I posted an ad from '42 in the thread about my bike.  I'd post it here for you but this computer is a classic antique and big data files tend to choke it.  It's out there if you search my threads.


----------



## s1b (Oct 19, 2012)

This one has me scratching my head. That balloon tire chain guard ..............paint seems to match.

This link really doesn't have alot to add to this thread, but its a 44-45 Sears catalog bicycle page. There are accessories. Mainly chain guards and that ALMOST match the one on the bike I bought from sailorben.

http://thecabe.com/vbulletin/showthread.php?33365-WWII-bicycle-accessories


----------



## sailorbenjamin (Oct 20, 2012)

Yeah, that's the one.  Here's the '42 catalog pic.  Not that it has any relevance to '41.  Things were changing fast;



And here's a gratuitous shot cause I just found it;


----------



## SirMike1983 (Oct 21, 2012)

This looks like the taller 22 inch frame too- a nice fit for a full sized adult.



s1b said:


> This one has me scratching my head.
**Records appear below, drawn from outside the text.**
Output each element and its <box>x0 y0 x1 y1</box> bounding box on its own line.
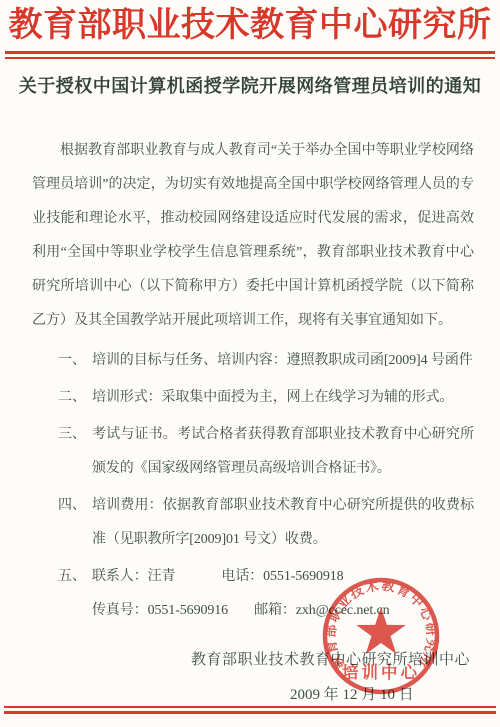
list-item-number: 一、 <box>58 344 92 378</box>
email-label: 邮箱： <box>254 603 296 618</box>
phone-number: 0551-5690918 <box>263 569 343 584</box>
contact-row-1: 联系人：汪青电话：0551-5690918 <box>92 569 344 584</box>
contact-name: 汪青 <box>148 569 176 584</box>
fax-number: 0551-5690916 <box>148 603 228 618</box>
contact-label: 联系人： <box>92 569 148 584</box>
email-group: 邮箱：zxh@ccec.net.cn <box>254 603 389 618</box>
list-item: 四、 培训费用：依据教育部职业技术教育中心研究所提供的收费标准（见职教所字[20… <box>32 489 474 557</box>
list-item-text: 培训形式：采取集中面授为主，网上在线学习为辅的形式。 <box>92 381 474 415</box>
list-item: 一、 培训的目标与任务、培训内容：遵照教职成司函[2009]4 号函件 <box>32 344 474 378</box>
footer-double-rule <box>4 706 496 714</box>
email-address: zxh@ccec.net.cn <box>296 603 390 618</box>
list-item-number: 二、 <box>58 381 92 415</box>
list-item-text: 培训的目标与任务、培训内容：遵照教职成司函[2009]4 号函件 <box>92 344 474 378</box>
document-page: 教育部职业技术教育中心研究所 关于授权中国计算机函授学院开展网络管理员培训的通知… <box>0 0 500 727</box>
contact-row-2: 传真号：0551-5690916邮箱：zxh@ccec.net.cn <box>92 603 390 618</box>
document-title: 关于授权中国计算机函授学院开展网络管理员培训的通知 <box>0 72 500 98</box>
document-body: 根据教育部职业教育与成人教育司“关于举办全国中等职业学校网络管理员培训”的决定，… <box>32 134 474 628</box>
letterhead-org-title: 教育部职业技术教育中心研究所 <box>0 0 500 46</box>
date-line: 2009 年 12 月 10 日 <box>290 683 414 704</box>
list-item-number: 五、 <box>58 560 92 628</box>
numbered-list: 一、 培训的目标与任务、培训内容：遵照教职成司函[2009]4 号函件 二、 培… <box>32 344 474 628</box>
letterhead-double-rule <box>5 51 495 59</box>
list-item-number: 四、 <box>58 489 92 557</box>
list-item-number: 三、 <box>58 418 92 486</box>
list-item: 三、 考试与证书。考试合格者获得教育部职业技术教育中心研究所颁发的《国家级网络管… <box>32 418 474 486</box>
phone-label: 电话： <box>221 569 263 584</box>
signature-line: 教育部职业技术教育中心研究所培训中心 <box>191 648 470 669</box>
phone-group: 电话：0551-5690918 <box>221 569 343 584</box>
fax-label: 传真号： <box>92 603 148 618</box>
list-item: 二、 培训形式：采取集中面授为主，网上在线学习为辅的形式。 <box>32 381 474 415</box>
contact-block: 联系人：汪青电话：0551-5690918 传真号：0551-5690916邮箱… <box>92 560 474 628</box>
list-item-contacts: 五、 联系人：汪青电话：0551-5690918 传真号：0551-569091… <box>32 560 474 628</box>
intro-paragraph: 根据教育部职业教育与成人教育司“关于举办全国中等职业学校网络管理员培训”的决定，… <box>32 134 474 338</box>
list-item-text: 考试与证书。考试合格者获得教育部职业技术教育中心研究所颁发的《国家级网络管理员高… <box>92 418 474 486</box>
list-item-text: 培训费用：依据教育部职业技术教育中心研究所提供的收费标准（见职教所字[2009]… <box>92 489 474 557</box>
That balloon tire chain guard ..............paint seems to match.
> 
> This link really doesn't have alot to add to this thread, but its a 44-45 Sears catalog bicycle page. There are accessories. Mainly chain guards and that ALMOST match the one on the bike I bought from sailorben.
> 
> http://thecabe.com/vbulletin/showthread.php?33365-WWII-bicycle-accessories


----------



## s1b (Oct 22, 2012)

SirMike1983 said:


> This looks like the taller 22 inch frame too- a nice fit for a full sized adult.




All I know is it rides great. Wish they repopped the tires, afraid of killing these originals


----------



## SirMike1983 (Oct 22, 2012)

s1b said:


> All I know is it rides great. Wish they repopped the tires, afraid of killing these originals




A rim swap is always an option, especially to something more common like 26 inch ISO 590 or even something more modern than that in the 26 inch size.


----------



## s1b (Oct 22, 2012)

SirMike1983 said:


> A rim swap is always an option, especially to something more common like 26 inch ISO 590 or even something more modern than that in the 26 inch size.




True. I could get another set of ND blackout hubs and build a set of wheels.


----------